My name is Ryan Lee, and I am currently majoring in fine arts. For my freshman year, I took the following courses: Integrative Studio I & II, Integrative Seminar I & II, Drawing & Imaging, ESL, Space & Materiality, and Sustainable Systems. I was born in Korea, spent my high school in California, and went to New York for college.
In general, the overarching theme of my Learning Portfolio posts is the multicultural identity. As mentioned, I spent time in both Korea and America; as a result, my identity is composed of characteristics of both countries. For example, such theme was the primary influence in my Memoir and Peer-to-Peer Project from my first semester, which was based on knowing yourself and another individual. Similarly, when I was working on the communal self-portrait, Personal Tile Project, and Alteration of Clothing Project from the second semester, my designs showed some of the multicultural factors. Nevertheless, while the first semester courses focused more on actual drawing and two-dimensional painting, the second semester courses were more about crafting and three-dimensional structures. Although I was initially got excited on trying new things I have never done before, I soon realized that those simply-looking tasks were actually very challenging. Still, getting better at making wood joinery and sewing was enjoyable. I think if I had better ideas on how some of the machines worked, I could have faced fewer difficulties. Sometimes, I had to go a long way around just because I was not aware of a simple tip that could have saved much of my time.
Peer-to-Peer Project for my partner
Sketches for my Personal Tile Project
My two highlights are communal self-portrait in wire and long life design project. I prepared for the communal self-portrait by researching the necessary sources that would help me using wires and making sketches of my portrait in multiple point of views, including the bird’s eye view, side view, and front view. Originally, I was going to create my whole body out of wire in 3D including the symbols of both Korea and the United States. For example, I tried to include the Hanbok, the traditional costume, tiger, and a luggage, which was to describe my immigration from Korea to the United States. I also planned to add the Declaration of Independence and business suits as well. During the critique, my professor and classmates suggested me to simplify it as it would be too heavy and time consuming. With that said, I then decided to make my self-portrait showing my double identity, where the half of my face has Korean and the remaining half for the American identities. On Korean part, I was wearing a traditional Korean hat called gat, Hanbok, and one side of glasses with taegeuk symbol. On the other side, I was wearing a hair garment of the Statue of Liberty, American tuxedo, and the other side of glasses with stars and stripes. I think it could have been better if my self-portrait was a bit larger, which would have made it easier for me to handle the wires for detailed parts. For the long life design project, I spent much time researching for available materials and drawing several sketches to figure out how I wanted to create my lasting objects, which were a case for my bible and a wallet for my passport. I carefully measured the length, width, and height of the box and the wallet I designed, how and where to connect the joints and corners to maintain stable shapes, and additional treatments to make it more sustainable. I also made a systems map showing the entire list of necessary materials and their possible effects on greater issues, such as Anthropocene and the climate change. Crafting was rather challenging and took me extra time to finish, which could be something that can be improved for the next time.
This is called the saekdongot, a specific type of Hanbok worn by children. Various colored stripes immediately grabbed my attention, and I used it as one of my main references as I tried to include the traditional costume.

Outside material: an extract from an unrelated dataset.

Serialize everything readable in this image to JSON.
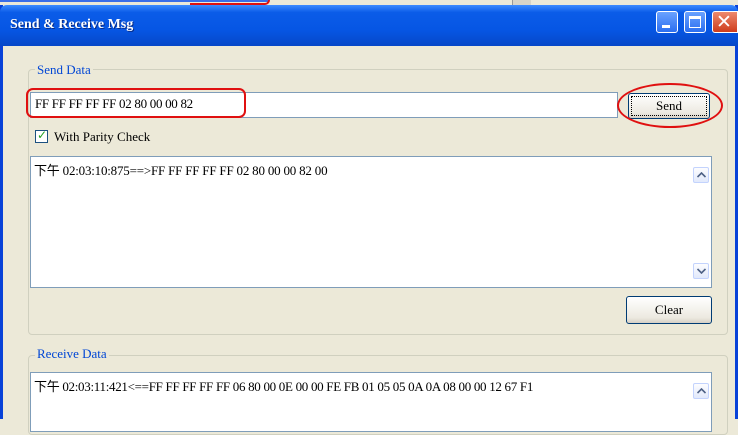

Sketches for the Communal Self-Portrait Project
Systems Map for the Long Life Design Project
Final Products of the Long Life Design Project
These highlights represent who I am, in terms of my interests, hobbies, and identity. They are important to my learning because while the wire self-portrait helps retain my identity, the long life design project allows me to make a connection between my interests to a larger issue. For the communal self-portrait, manipulating the wire to create the shape I want was very interesting. I also liked how I could experiment with the wood and screws to create a new structure different from the original materials. Researching for the best yet affordable materials was challenging but fun as well.
As I head on to my future career, one possible question that I would like to pursue is finding the connection between the two seemingly unrelated factors. Throughout my first year, I realized how so many things can be related or connected outside of the common perspectives. With that said, going through one project provides a new idea that can allow one to see something that could not be seen in the past, which leads to another project. I hope to have such widened viewpoint to break from prejudice and restriction.